First Databank, Inc., St. Louis, MO 63141, USA.
Am J Health Syst Pharm. 2013 Sep 1;70(17):1483-94. doi: 10.2146/ajhp120291.
Published and manufacturer-provided data regarding potential cross-reactivity between antibacterial and nonantibacterial sulfonamide agents are reviewed.
An estimated 3-6% of the general population is allergic to sulfonamides and thus at risk for type I and other hypersensitivity reactions to sulfamethoxazole and other sulfonamide antibacterial agents. Concerns have been raised that a history of sulfa allergy may be associated with an increased risk of adverse reactions to a wide range of nonantibacterial sulfonamides, including certain antivirals, carbonic anhydrase inhibitors, cyclooxygenase-2- selective nonsteroidal antiinflammatory drugs, loop and thiazide diuretics, and sulfonylureas; concerns have also been raised that patients who have experienced an allergic reaction to one nonantibacterial sulfonamide may be at risk for an adverse reaction to others. Structurally, none of the nonantibiotic sulfonamides exhibit both of the features shown to be responsible for sulfonamide reactions (i.e., an N-containing ring attached to the N1 nitrogen of the sulfonamide group and an arylamine group at the N4 position), and only two agents (amprenavir and fosamprenavir) have the latter characteristic. A comprehensive literature search (1966-December 2011) identified nine case reports indicating possible cross-reactivity to sulfonamide medications; however, in most cases, adequate patient testing was not conducted to firmly establish either sulfa allergy or sulfonamide cross-sensitivity. The weight of evidence suggests that withholding nonantibacterial sulfonamides from patients with prior reactions to antibacterial sulfonamides or other nonantibacterial sulfonamides is not clinically justified.

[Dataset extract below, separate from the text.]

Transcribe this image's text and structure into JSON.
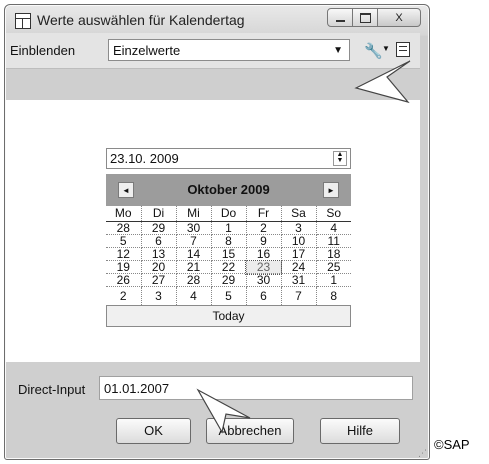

A review of the professional literature and manufacturer-provided data did not find convincing evidence of broad cross-reactivity between antibacterial and nonantibacterial sulfonamide agents.
综述了已发表的和制造商提供的数据,以了解抗菌和非抗菌磺胺类药物之间潜在的交叉反应。
估计有 3-6%的普通人群对磺胺类药物过敏,因此有发生磺胺甲恶唑和其他磺胺类抗菌药物的 I 型和其他过敏反应的风险。有人担心,磺胺类药物过敏史可能与广泛的非抗菌磺胺类药物(包括某些抗病毒药、碳酸酐酶抑制剂、环氧化酶-2 选择性非甾体抗炎药、环和噻嗪类利尿剂以及磺酰脲类药物)不良反应风险增加有关;也有人担心,对一种非抗菌磺胺类药物发生过敏反应的患者可能有发生其他非抗菌磺胺类药物不良反应的风险。从结构上看,没有一种非抗生素磺胺类药物同时具有被认为是磺胺类药物反应原因的两个特征(即,一个含氮环连接到磺胺基团的 N1 氮和 N4 位置的芳基胺基团),并且只有两种药物(氨普那韦和福沙那韦)具有后者的特征。全面的文献检索(1966 年至 2011 年 12 月)确定了九份表明可能对磺胺类药物交叉反应的病例报告;然而,在大多数情况下,没有进行充分的患者测试来确定磺胺类药物过敏或磺胺类药物交叉敏感性。现有证据表明,对于以前对抗菌磺胺类药物或其他非抗菌磺胺类药物有反应的患者,不应该拒绝使用非抗菌磺胺类药物。
对专业文献和制造商提供的数据的回顾并未发现抗菌和非抗菌磺胺类药物之间存在广泛交叉反应的令人信服的证据。